Before I answer those questions, let me go back to something we’ve discussed here before. Too often a writer’s first book is far better than the next few. Strange, when we expect a writer’s skill to grow with each book, but here’s what too-often happens: a writers lavishes time on the very first book. It may go through edit after edit. The writer faithfully takes it to critique group and might even employ the help of an outside editor. The book is polished until it gleams. There may be years from first concept to contract. If that book releases and is successful, a second book is contracted. The writer may have nine months to write that book–maybe even less if the publisher wants to satisfy your emerging fan base. It begs the question, can you write a second book in nine months that compares with a first book that took half a decade to perfect? Maybe, but maybe not.
One way to anticipate this sophomore slump is to begin to build “inventory” while you wait for that first contract. When you’ve typed “the end” on one book, open up a file on the next book. To paraphrase Thoreau, move confidently in the direction of success. What do you have to lose? Some time, if you never do get published, but if you don’t love those hours spent writing you’re in the wrong business anyway. Look at successful authors. Many of them were able to go back and sell multiple books they wrote in those early years.
It doesn’t make sense to be time-stingy at this point in your career. In most industries we are encouraged to consider ROI– Return On Investment. At this point in your career you have no idea if there will ever be a return on your investment of time but perfecting your craft takes practice. If you are committed you need to keep writing until you decide to hang up your dreams.
Susan asked what to write.
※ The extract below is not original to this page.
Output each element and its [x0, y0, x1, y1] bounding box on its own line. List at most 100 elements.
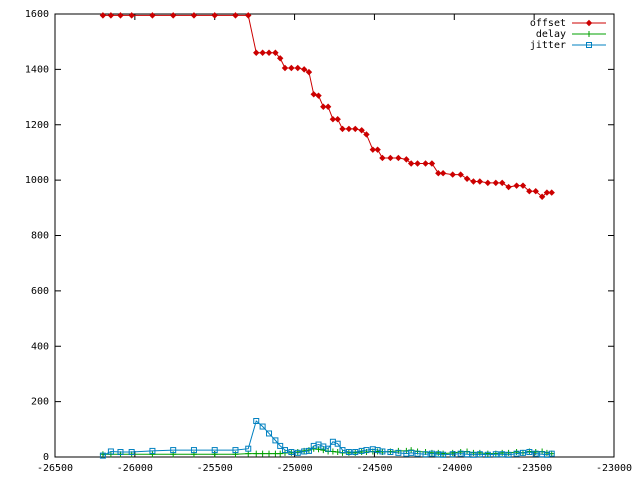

She’s a novelist and has a three book series planned. She already has book two and three sketched out. I would advise her to leave those for now and write something new. That way if book one never resonates with agents or editors, she’s on her way to a fresh possibility. As for the book she’s circulating, since she’s already spent time with the settings and characters it will be easier to pick this up and move forward if book one is contracted.
For a nonfiction writer there are a couple of possibilities. If you are well-branded and the book that is circulating is your signature book– the book that encapsulates your philosophy or your message, you might want to start working on some connected ideas. Line extensions are always an interesting way to go. For instance, if your flagship book is How To Talk Your Way Out of Anything, you may want to start on a book for women called How Women Can Talk their Way Out of Anything. Or instead, perhaps you need to turn your message on its head and write the opposite How You Can Talk Your Way Into Success.
If you are not a well-branded, go-to person you may just need to explore other nonfiction subjects and come up with your next new idea. Nonfiction writers can fill time by writing articles as well. You build writing credits, get exposure and make some money– all at the same time. Not a bad way to wait.
You need to use your waiting time well. Think how happy you’ll be when an editor asks you, “What else do you have?”
Let me ask you: What do you write while you are waiting for that big break?